Extension to Lattices

Now that we have our well-behaved algebraic operations, we can consider the lattice they would form.

One might hesitate to base a lattice on min() and max(), observing that they reduce to a total order (StackExchange), which isn't very interesting. This is true for min() and max() on elements, where min(a, b) is always either a or b, but note that min() and max() on censuses does not have this property. If a and b are censuses then min(a, b) can be different from both a and b. For example, if a is {dog: 1} and b is {cat: 1}, min(a, b) will be the empty census. So we see they will not reduce to a total order here; they remain a partial order, and our lattice retains a structure which is not trivial.

But we do also need these two operations to be idempotent:

max(a, a) = a
min(a, a) = a

which they are, and to adhere to the absorption laws:

max(a, min(a, b)) = a
min(a, max(a, b)) = a

which they do. We can thus form a lattice. And since the operations distribute over one another, as well:

max(a, min(b, c)) = min(max(a, b), max(a, c))
min(a, max(b, c)) = max(min(a, b), max(a, c))

they in fact form a distributive lattice (Wikipedia).

It should be noted that I have in mind no concrete purpose for the lattice that these operations form. It's just kind of cool to show that the set of Markov chains over a particular set of words can be partially ordered, that there is a "bottom" Markov chain (where all the events are empty events), and that several paths from any Markov chain to the "bottom" can be traced by looking at a descending chain (in a different sense!) of "sub-adjacency matrices". None of this was gone into in any detail during NaNoGenMo 2023 but it was on my mind.

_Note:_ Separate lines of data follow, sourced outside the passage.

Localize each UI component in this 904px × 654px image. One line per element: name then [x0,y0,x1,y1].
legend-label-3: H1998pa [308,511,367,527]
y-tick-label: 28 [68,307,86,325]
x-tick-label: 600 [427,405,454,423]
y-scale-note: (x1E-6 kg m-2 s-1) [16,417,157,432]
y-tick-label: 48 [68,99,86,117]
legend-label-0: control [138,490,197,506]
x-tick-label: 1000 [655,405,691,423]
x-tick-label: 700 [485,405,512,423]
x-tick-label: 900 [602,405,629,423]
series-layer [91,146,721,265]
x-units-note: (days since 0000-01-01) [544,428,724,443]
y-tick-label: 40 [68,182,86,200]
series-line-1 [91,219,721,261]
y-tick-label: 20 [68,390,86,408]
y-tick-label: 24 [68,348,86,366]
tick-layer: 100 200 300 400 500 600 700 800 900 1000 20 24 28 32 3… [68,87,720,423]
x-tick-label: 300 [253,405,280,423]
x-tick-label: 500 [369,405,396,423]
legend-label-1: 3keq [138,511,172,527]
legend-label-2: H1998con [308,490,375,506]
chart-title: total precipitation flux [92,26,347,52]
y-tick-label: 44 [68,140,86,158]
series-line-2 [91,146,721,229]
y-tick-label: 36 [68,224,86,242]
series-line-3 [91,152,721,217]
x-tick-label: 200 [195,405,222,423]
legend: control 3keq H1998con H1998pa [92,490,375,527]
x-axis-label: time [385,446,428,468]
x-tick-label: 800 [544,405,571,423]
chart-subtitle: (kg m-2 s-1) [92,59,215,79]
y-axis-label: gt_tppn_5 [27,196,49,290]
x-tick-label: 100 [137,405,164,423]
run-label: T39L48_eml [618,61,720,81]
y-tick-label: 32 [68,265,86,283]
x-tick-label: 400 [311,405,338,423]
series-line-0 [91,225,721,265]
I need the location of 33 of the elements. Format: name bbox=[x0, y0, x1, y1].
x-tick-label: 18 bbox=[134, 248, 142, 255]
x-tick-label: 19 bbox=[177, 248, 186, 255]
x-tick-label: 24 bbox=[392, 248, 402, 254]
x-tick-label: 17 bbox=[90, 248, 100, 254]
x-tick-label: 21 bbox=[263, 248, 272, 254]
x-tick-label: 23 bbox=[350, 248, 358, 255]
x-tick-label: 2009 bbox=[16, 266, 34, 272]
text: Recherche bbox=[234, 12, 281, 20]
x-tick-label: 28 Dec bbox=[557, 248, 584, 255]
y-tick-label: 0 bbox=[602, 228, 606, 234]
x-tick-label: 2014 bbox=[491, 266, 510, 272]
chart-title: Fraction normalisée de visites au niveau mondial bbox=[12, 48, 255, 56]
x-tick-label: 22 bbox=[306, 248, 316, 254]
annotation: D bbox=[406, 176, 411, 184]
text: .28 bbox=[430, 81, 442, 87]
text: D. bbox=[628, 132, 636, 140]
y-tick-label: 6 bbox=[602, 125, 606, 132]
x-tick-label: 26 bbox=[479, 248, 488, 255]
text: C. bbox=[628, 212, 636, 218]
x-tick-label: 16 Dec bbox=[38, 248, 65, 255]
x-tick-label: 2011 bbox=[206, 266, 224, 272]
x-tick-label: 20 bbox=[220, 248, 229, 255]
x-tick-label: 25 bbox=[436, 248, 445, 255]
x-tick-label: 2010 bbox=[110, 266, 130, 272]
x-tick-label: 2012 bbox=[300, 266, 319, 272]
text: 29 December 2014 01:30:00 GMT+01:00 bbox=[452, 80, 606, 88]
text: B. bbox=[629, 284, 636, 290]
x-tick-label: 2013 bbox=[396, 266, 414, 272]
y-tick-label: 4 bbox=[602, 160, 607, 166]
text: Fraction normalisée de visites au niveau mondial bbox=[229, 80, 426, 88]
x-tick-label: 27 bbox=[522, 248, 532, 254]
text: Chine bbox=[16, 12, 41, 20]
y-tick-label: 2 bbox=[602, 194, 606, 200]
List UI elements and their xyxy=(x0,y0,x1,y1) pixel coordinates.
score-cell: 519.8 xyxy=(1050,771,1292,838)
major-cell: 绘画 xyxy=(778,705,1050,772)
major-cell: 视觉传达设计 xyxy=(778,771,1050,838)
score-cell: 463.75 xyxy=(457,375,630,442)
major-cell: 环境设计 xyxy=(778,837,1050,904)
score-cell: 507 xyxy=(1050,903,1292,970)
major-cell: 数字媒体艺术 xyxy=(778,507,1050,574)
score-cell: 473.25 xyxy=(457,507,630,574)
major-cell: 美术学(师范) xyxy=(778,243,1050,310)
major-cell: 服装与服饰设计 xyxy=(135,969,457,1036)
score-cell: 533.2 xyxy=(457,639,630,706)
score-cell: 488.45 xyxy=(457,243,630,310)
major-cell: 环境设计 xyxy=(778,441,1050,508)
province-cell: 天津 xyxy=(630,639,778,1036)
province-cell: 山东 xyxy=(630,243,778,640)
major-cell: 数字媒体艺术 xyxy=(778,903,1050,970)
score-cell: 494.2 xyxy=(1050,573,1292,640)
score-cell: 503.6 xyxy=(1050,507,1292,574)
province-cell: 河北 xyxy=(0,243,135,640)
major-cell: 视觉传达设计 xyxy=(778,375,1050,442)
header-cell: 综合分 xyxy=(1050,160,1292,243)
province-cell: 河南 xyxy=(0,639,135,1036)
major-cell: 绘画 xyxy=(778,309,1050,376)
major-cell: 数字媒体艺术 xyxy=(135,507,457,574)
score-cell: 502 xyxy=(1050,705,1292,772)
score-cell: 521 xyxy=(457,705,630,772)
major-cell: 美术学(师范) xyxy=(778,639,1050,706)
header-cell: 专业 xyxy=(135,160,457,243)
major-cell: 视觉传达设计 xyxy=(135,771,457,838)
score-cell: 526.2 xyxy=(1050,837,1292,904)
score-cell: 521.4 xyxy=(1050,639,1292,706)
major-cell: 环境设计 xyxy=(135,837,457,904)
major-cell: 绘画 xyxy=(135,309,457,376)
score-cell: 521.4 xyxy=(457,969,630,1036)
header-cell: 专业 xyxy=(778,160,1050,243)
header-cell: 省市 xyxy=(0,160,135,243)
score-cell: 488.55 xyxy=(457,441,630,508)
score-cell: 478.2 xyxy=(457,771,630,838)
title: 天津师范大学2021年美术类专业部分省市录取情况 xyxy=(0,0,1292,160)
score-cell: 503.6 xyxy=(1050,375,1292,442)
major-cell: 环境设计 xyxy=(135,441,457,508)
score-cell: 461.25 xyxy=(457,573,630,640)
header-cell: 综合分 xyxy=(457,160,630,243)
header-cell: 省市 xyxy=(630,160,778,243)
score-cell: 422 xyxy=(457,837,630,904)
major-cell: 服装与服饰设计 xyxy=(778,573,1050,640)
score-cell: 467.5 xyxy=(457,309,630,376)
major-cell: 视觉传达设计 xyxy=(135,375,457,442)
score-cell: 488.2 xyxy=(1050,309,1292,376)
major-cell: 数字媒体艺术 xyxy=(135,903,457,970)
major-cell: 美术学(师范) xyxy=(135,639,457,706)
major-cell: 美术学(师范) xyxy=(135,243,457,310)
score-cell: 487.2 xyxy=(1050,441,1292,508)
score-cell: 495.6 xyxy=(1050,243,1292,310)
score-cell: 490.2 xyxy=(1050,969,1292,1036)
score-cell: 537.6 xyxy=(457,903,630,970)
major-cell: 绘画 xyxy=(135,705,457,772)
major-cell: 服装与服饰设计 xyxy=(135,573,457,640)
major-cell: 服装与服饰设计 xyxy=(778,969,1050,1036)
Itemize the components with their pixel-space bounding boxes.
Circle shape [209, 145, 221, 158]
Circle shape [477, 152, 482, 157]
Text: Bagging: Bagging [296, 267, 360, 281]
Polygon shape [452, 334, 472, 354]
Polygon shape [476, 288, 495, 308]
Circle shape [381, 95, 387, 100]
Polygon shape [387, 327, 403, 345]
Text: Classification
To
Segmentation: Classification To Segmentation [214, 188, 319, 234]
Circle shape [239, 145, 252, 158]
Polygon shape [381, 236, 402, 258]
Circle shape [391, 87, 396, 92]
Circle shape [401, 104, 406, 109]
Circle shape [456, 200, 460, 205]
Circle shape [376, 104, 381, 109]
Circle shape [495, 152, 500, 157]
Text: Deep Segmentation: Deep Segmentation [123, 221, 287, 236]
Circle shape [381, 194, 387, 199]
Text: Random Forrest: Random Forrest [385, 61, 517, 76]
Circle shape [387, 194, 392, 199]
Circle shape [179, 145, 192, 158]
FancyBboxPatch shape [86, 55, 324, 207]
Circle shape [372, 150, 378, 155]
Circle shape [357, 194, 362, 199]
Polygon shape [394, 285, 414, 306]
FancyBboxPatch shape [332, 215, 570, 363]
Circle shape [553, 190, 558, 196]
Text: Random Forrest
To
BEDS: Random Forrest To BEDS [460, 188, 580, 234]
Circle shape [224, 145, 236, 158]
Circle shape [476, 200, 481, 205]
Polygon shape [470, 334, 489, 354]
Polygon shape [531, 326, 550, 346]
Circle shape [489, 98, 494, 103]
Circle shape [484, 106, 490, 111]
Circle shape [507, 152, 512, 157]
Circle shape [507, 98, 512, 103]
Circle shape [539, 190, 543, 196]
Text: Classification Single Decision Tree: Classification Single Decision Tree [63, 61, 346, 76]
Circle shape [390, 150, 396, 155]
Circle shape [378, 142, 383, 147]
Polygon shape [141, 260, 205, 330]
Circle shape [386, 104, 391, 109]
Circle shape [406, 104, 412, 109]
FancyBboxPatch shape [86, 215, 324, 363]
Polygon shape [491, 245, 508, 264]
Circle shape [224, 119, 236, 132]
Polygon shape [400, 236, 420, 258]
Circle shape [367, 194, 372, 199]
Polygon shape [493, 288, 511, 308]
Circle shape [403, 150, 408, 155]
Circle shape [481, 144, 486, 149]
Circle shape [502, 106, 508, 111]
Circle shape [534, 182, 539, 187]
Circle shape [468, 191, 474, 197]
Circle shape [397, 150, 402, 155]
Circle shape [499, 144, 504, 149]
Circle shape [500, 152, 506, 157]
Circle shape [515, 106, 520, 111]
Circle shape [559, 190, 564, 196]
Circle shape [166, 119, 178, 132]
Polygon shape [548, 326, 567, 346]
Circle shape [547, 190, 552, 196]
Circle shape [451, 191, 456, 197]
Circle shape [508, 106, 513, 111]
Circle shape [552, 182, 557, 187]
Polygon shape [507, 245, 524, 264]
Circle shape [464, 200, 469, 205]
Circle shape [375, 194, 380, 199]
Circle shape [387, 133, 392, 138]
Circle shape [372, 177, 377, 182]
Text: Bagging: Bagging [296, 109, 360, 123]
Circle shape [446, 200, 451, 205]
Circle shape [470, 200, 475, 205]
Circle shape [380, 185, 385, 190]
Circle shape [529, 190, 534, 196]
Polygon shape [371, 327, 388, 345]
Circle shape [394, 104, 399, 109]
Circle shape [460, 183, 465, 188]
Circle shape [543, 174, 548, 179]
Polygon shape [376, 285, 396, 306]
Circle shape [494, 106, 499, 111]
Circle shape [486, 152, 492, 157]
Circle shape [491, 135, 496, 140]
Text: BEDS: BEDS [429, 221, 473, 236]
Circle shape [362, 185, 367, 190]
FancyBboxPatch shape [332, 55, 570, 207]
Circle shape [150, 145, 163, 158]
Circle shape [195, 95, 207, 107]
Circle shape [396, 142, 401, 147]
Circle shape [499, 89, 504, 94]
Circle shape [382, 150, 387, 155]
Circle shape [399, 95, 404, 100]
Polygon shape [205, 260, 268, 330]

Also on my mind was this question: Every Boolean algebra (Wikipedia) is a distributive lattice, so could we extend this distributive lattice somehow to a Boolean algebra? The answer is yes, but perhaps it would be a step too far. The values in our adjacency matrices don't have any bounds on them; given an adjacency matrix, one can always form a "bigger" adjacency matrix simply by, say, multiplying all the counts by 2. A Boolean algebra, however, does need to have a top element, and in order to get that we would need to impose some kind of bound to the counts, and any bound we impose would be arbitrary. (Although considering the origins of this project, a bound of 50,000 might be considered reasonable, or at least aesthetically fitting.)

If we were to take that arbitrary step though, we would get a Boolean algebra, and with it, the ability to take the complement of an adjacency matrix — and then generate text from the Markov chain derived from that and see what it is like. Any transition which is impossible in a Markov chain would be as likely as possible in its complement; however, there are many such transitions, so their complements would all have equal probability, so I don't imagine the end result to be particularly interesting.